With the stress and chaos surrounding every day life, it is important to remember the benefits of de-stressing and turning inward. One way to accomplish this is through meditation.
Meditation has been practiced and used for relaxation and healing for thousands of years. The practice is considered a type of mind-body complementary medicine as it can produce a deep state of relaxation and a tranquil mind, easing the stress of multiple bodily systems.
Below are some of the ways in which meditation can help improve your health:
Emotional and Mental Health
During meditation, you are able to learn how to handle the constant barrage of thoughts or anything that may be crowding your mind, resulting in stress. Consequently, practicing meditation on a regular basis can lead to:
- Gaining a new perspective on stressful situations
- Building skills to manage stress
- Increasing self-awareness
- Reducing negative emotions
- Increasing imagination and creativity
- Increasing patience and tolerance
As stress can weaken the immune system over time, meditation can help combat and prevent illness. In fact, there is growing scientific research suggesting that meditation may help with:
- Chronic pain
- Tension headaches
There has also been evidence that meditation’s effect on stress can also help with inflammation. Meditation can improve functional brain connectivity, which helps the brain manage stress (a known inflammation trigger), and therefore is responsible for reduced levels of inflammation.
Stress is a contributing factor to high blood pressure, research which suggests that meditation can help lower blood pressure and improve heart health alongside a collection of other health benefits. This benefit appears to be mediated by nitric oxide, a molecule made in the body that helps relax and widen blood vessels, keeping blood pressure under control.

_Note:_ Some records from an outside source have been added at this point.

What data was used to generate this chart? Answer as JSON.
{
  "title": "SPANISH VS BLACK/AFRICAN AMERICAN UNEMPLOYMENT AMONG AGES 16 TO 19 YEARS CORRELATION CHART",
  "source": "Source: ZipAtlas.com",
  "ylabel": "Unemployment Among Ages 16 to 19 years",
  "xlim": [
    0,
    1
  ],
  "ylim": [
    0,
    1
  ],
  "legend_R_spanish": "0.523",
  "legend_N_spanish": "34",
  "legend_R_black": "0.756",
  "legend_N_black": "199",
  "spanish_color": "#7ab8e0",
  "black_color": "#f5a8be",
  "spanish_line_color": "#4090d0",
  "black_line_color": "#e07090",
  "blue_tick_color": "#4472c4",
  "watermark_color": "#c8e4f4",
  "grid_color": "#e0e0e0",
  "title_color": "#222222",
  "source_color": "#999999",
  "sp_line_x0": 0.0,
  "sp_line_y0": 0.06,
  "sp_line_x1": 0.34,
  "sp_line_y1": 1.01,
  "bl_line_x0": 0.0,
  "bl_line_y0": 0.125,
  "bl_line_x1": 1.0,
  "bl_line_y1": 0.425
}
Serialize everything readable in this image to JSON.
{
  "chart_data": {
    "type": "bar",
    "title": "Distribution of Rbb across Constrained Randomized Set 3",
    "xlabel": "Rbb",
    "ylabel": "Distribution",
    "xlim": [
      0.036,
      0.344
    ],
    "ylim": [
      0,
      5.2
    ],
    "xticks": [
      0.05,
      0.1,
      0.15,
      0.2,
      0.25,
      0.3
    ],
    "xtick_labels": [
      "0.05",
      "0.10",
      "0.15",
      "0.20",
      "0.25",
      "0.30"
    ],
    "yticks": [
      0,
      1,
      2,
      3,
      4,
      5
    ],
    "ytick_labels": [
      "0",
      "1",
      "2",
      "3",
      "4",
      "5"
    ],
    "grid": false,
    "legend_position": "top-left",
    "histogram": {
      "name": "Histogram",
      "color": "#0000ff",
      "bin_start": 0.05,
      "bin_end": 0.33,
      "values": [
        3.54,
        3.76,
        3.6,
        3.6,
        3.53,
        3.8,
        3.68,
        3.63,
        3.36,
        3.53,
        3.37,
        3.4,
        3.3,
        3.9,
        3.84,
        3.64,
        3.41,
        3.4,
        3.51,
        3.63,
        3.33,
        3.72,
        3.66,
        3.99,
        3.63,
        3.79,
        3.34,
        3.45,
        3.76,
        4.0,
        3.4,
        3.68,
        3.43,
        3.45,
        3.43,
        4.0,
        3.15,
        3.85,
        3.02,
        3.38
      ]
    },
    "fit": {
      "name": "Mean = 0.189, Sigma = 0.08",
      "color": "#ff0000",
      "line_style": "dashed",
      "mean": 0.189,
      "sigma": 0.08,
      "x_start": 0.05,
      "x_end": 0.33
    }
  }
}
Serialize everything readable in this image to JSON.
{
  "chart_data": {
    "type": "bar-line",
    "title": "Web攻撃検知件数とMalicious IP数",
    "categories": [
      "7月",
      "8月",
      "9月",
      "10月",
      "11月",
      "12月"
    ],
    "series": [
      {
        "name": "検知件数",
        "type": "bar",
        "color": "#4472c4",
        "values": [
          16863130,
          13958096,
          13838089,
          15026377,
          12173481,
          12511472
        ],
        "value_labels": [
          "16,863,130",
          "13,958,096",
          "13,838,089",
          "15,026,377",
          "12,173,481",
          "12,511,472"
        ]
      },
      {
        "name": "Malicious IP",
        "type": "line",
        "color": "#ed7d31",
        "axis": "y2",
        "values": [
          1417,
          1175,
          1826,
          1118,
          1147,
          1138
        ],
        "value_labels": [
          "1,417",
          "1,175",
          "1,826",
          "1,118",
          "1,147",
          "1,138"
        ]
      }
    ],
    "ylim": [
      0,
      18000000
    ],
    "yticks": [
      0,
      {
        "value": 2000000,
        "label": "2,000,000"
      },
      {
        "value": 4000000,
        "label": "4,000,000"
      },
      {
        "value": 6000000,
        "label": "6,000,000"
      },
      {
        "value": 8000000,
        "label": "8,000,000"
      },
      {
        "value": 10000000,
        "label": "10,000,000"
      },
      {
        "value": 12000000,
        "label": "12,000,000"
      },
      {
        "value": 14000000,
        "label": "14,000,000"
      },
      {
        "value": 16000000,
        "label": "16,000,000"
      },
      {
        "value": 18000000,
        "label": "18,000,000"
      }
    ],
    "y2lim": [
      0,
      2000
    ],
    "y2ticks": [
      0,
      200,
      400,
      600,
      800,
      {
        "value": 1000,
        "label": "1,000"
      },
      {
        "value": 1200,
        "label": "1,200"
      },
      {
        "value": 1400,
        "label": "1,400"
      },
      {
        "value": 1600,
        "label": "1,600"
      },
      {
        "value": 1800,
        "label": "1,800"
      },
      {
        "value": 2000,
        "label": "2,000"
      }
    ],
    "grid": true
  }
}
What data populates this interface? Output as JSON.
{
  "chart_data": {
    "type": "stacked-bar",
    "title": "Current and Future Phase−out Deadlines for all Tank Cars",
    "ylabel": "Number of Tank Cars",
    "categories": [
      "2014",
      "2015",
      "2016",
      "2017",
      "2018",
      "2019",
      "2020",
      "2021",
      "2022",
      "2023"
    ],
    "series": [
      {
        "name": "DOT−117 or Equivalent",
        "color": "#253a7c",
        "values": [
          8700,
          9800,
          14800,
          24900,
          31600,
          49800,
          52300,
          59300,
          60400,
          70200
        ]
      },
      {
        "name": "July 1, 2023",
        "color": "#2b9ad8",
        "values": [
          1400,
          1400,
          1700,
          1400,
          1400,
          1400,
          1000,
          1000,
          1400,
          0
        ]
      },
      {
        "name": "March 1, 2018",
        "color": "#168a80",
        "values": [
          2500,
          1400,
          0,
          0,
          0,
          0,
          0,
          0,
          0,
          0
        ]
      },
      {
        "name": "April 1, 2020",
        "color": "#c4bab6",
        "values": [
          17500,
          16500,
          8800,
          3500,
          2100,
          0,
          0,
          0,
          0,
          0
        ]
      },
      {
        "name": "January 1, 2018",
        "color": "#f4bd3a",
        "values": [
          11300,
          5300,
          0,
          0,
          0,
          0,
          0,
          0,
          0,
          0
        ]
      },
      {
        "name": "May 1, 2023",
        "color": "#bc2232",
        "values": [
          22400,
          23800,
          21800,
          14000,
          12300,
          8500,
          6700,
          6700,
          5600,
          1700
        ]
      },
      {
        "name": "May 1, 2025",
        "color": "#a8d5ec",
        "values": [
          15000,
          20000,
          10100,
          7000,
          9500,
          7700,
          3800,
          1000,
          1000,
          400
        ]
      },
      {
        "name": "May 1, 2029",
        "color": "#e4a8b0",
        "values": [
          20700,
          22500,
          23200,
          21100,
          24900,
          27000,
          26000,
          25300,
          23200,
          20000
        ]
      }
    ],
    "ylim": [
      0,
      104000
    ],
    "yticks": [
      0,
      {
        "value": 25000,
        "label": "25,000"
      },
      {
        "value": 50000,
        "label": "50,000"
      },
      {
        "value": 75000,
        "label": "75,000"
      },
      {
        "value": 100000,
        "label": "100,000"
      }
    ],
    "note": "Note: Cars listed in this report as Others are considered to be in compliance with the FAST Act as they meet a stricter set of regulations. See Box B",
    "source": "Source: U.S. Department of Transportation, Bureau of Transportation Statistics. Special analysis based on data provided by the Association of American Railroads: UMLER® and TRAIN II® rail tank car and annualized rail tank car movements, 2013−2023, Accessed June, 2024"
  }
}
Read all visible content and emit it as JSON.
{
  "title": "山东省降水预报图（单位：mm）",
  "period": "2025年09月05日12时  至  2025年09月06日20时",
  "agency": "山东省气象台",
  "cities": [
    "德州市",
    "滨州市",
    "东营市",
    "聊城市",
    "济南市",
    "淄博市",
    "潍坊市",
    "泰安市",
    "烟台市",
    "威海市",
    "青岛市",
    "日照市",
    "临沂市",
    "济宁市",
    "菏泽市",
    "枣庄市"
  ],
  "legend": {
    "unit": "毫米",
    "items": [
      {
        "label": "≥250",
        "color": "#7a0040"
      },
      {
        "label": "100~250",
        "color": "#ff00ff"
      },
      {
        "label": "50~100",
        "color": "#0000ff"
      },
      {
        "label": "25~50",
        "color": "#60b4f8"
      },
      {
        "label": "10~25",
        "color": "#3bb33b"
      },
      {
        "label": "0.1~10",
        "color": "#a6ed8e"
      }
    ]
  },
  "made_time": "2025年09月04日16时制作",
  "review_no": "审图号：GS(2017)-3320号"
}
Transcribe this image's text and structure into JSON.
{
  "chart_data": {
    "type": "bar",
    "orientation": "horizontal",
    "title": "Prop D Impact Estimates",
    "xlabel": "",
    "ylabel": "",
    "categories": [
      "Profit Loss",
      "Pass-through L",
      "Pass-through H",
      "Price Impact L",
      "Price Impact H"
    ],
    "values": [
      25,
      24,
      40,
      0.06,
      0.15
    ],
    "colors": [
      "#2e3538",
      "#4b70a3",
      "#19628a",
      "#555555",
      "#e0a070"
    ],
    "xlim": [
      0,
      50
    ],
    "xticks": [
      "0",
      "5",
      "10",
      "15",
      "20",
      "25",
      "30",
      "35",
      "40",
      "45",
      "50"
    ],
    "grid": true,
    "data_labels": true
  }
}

Beginning the Practice of Meditation
Different types of meditation may vary in their methods, but here are some simple tips to help you get started:
Schedule and prioritize: It is easy to get caught up in everyday life so before you begin meditating, think about where you want to meditate and what time of day you will set aside for meditating.
Relax: When you begin meditating, get settled and slowly decompress and relax in a comfortable position with a few deep, intentional breaths.
Focus on breathing deeply: Whether you are meditating on your own or following a guided meditation, one of the most important aspects of the practice is to allow your body to get plenty of oxygen through slow, deep breaths.
Turn your mind inwards: Scan your body from head to toe, observing any tension or discomfort, starting from the top of your head, all the way to your toes. It is important not to try to change what you find, just note it while staying in the present moment. Also, notice what parts of your body are relaxed and where there may be tension. Then begin to focus on your thoughts: what your thoughts are, what your underlying mood is, and what expectations you are holding onto. Once again, the goal is not to change what you are experiencing, simply note it and accept your current state.
Positive attitude: Meditation is a skill developed over time. Do not judge yourself for any “mistakes” you think you are making along the way. Let all your thoughts pass through without judgment.
If you are looking for a stress-busting way to incorporate relaxation and potentially help heal your body and mind, consider meditation. You don’t have to become a guru or sit in the lotus position for hours a day to enjoy the benefits of meditation. Like anything, meditation takes practice, and the most important step is getting started.